# General > PC & Console Gaming >  Consoles..

## ShelleyCowie

Just wondering what console people prefer for gaming? 

I have games i love for the Xbox (halo 1,2,3, ODST, Wars,) and reach is out soon. fable 2, Naughty bear...quite a few more

Then for PS3 i have quite a few games building up. red dead redemption being my favourite right now. 

Have to say the only online PC game i have played is Unreal Tournament which i love  :Grin:  Dont have it installed just now though. 

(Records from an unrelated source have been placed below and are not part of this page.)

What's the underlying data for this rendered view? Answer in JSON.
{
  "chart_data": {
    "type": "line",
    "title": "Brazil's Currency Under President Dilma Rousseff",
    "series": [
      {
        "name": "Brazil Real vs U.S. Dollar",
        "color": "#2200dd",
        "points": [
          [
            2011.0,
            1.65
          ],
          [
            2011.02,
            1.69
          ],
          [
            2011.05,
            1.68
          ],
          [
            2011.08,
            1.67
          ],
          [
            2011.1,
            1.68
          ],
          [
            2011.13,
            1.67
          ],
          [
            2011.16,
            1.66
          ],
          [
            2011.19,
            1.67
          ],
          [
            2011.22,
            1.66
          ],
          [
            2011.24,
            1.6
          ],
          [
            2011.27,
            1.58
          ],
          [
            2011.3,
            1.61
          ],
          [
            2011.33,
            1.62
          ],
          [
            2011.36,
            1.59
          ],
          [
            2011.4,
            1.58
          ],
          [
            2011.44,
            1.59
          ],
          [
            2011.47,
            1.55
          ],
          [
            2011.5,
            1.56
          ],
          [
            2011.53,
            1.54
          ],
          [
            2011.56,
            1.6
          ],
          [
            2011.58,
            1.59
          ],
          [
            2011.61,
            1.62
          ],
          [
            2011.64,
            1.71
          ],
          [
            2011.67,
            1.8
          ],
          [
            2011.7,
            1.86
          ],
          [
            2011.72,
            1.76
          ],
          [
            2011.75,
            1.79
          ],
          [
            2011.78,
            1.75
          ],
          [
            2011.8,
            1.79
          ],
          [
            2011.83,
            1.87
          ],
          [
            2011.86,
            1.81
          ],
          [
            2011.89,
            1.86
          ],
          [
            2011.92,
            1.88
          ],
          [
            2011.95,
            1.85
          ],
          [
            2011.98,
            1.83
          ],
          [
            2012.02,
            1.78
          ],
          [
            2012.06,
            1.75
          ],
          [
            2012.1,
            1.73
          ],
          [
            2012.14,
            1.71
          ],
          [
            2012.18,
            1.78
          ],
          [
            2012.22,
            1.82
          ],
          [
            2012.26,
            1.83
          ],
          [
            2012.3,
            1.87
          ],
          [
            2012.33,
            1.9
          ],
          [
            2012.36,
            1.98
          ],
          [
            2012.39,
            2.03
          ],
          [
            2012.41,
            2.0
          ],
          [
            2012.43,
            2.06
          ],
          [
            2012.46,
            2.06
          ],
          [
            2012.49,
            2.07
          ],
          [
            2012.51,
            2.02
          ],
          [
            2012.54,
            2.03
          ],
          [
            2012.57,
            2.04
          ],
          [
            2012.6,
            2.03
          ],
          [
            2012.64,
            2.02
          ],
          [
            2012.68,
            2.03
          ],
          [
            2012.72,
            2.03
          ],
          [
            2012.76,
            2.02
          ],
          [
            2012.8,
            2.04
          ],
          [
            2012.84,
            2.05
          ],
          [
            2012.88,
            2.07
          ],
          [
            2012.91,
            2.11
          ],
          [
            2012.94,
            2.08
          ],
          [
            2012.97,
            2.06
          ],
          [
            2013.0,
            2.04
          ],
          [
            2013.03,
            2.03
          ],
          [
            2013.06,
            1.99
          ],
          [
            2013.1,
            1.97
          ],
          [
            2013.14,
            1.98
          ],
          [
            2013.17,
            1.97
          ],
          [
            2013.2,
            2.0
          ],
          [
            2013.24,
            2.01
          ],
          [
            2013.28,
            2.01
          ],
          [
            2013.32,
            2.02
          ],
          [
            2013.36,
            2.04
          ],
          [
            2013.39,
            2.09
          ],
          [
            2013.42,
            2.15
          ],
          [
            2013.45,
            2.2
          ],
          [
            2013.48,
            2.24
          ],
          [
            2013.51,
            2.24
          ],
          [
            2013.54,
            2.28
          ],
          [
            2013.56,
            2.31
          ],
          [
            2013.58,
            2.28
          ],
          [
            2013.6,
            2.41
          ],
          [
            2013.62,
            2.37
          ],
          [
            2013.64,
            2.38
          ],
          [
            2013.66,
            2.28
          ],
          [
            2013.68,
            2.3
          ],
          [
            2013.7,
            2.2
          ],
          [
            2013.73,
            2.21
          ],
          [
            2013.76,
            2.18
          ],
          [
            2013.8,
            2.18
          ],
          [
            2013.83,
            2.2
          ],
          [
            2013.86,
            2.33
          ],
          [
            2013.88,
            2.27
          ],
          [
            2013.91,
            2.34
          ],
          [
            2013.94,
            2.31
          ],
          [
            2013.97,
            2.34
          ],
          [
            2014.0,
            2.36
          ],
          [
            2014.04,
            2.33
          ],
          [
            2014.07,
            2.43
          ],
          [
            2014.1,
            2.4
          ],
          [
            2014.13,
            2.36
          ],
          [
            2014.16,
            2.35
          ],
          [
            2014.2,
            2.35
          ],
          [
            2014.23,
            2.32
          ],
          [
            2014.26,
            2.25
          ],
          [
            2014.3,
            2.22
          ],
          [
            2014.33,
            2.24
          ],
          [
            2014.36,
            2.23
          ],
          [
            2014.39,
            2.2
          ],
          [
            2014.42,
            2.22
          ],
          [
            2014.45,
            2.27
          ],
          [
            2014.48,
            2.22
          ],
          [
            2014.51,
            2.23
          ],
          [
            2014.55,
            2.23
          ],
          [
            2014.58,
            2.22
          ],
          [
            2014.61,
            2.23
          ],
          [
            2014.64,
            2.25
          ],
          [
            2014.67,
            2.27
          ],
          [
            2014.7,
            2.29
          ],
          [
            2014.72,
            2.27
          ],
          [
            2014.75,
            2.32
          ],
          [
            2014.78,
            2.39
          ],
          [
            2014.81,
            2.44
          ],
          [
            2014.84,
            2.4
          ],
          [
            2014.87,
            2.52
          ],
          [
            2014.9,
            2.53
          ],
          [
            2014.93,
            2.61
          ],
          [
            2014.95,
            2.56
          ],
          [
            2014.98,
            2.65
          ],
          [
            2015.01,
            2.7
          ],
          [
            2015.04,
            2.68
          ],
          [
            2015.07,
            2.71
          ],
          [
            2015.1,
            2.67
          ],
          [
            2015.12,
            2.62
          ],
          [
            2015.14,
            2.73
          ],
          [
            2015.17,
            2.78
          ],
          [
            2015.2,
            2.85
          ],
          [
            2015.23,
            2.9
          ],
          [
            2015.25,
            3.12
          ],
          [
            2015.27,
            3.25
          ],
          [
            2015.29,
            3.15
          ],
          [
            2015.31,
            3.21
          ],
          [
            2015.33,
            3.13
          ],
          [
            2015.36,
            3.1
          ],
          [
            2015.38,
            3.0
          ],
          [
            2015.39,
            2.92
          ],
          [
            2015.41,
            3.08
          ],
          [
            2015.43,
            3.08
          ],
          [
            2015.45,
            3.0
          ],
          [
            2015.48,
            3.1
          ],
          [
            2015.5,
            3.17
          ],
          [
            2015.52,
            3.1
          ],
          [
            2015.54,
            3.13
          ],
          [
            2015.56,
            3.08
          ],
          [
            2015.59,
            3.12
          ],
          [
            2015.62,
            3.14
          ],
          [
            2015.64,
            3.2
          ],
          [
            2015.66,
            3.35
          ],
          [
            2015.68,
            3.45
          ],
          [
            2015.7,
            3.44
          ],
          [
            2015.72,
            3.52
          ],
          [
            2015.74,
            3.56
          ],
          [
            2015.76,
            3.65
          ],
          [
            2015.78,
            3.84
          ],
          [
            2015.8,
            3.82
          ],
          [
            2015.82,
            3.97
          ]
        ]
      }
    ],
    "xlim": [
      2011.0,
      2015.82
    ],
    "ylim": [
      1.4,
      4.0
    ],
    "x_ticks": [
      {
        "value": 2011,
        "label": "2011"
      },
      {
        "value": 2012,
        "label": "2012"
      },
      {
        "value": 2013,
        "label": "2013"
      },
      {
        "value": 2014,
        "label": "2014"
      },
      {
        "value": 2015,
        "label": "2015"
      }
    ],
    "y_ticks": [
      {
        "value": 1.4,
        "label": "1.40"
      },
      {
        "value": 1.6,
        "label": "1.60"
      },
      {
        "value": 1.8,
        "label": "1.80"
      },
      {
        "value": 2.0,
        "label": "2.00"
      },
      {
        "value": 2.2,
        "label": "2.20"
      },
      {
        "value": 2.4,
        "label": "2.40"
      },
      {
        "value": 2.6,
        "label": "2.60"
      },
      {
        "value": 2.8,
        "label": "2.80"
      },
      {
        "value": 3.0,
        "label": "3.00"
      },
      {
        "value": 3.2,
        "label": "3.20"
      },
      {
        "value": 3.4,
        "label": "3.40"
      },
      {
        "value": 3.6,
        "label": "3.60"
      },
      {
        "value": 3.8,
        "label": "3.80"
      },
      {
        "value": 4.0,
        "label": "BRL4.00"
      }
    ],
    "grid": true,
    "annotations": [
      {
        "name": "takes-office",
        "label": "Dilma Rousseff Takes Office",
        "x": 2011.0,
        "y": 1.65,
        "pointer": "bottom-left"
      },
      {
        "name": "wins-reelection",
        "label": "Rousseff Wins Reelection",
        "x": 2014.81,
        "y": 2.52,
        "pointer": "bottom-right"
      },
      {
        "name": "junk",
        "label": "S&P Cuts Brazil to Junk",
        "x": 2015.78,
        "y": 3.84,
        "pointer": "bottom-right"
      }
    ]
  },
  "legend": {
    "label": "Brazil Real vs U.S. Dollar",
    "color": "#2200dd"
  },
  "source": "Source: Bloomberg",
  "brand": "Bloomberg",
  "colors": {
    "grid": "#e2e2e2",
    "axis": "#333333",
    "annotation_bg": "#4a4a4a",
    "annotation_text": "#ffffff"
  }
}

So its between the Xbox + PS3......cant decide. Will say the Xbox because its what i had first.

----------


## Gizmo

I normally play the Xbox 360, but i have a host of other "old school" consoles that i hook up on a regular basis. I was having a good time playing 'Chuck Rock' on the Super Nintendo last week  :Smile:

----------


## The Drunken Duck

Just have a PS3, did look at an Xbox but the Blu Ray player and Free online gaming swung it for me .. plus all my other kit is Sony.

----------


## EDDIE

I play with the ps3 watch tv and play blu rays through the projector on it.Might buy an xbox when the new motion controller comes out for it its supposed to be accurate i also have th wii never play with it now the controler isnt that accurate.

----------


## devil's sidekick

ps3 all the way

----------